Feb 01, 2006 06:37
why do i argue?
why do i bother? i never win. i barely ever accomplish anything useful. i rarely even provoke a lasting thought that can change anything.
yet i keep doing it. i keep on arguing. why?
why can't i just give in, accept the facts whether i like them or not, and at least try to have a semblance of grace in the face of inevitability? why do i have to kick and scream and rail against what seems to be so obviously my fate?

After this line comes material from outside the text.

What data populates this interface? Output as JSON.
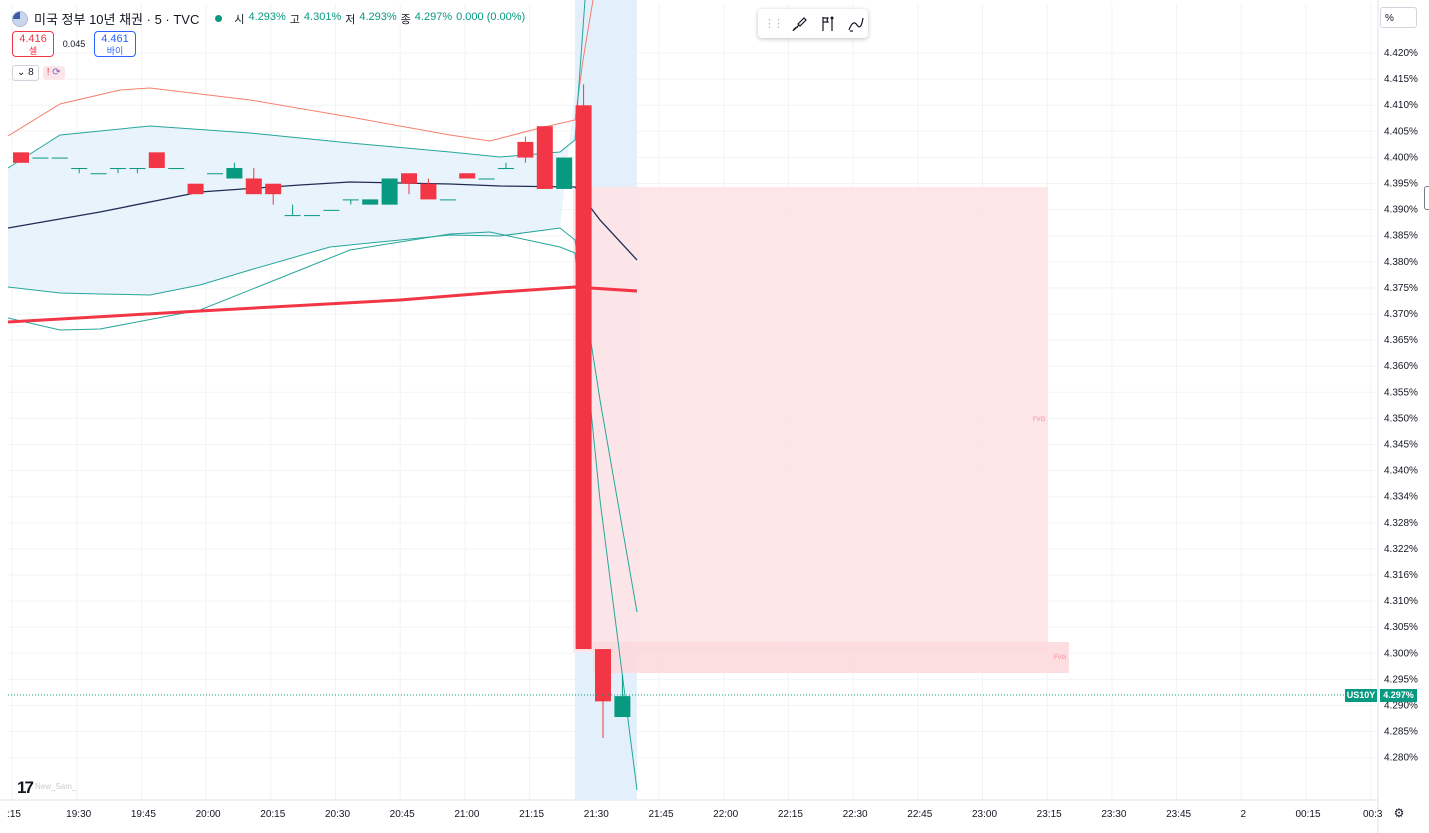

in different and various places on the internet, i have seen people make scathing comments about attitude that people my generation and younger have toward society at large...remarks that say we have an undeserved sense of entitlement, and/or a feeling that the "world owes us something". i can tell them why we appear to have those attitudes. it's easy to explain. when i was young, i was taught, almost verbatim, that my life would be - and could be - anything i chose to make of it. that i would have the power to make decisions that would decree the course of my life. that i could, basically, do anything. a lot of my peers have said the same things. apparently, our teachers and parents and society lied. our choices, by and large, mean diddly. we were promised power, at least over ourselves if nothing else, and we have none. so we look for it. we try to manufacture it if we can.
and i guess, in the case of myself, that we kick and scream and rail when we have any little tiny bit of it taken away...no matter how obviously fated it was that it would be gone.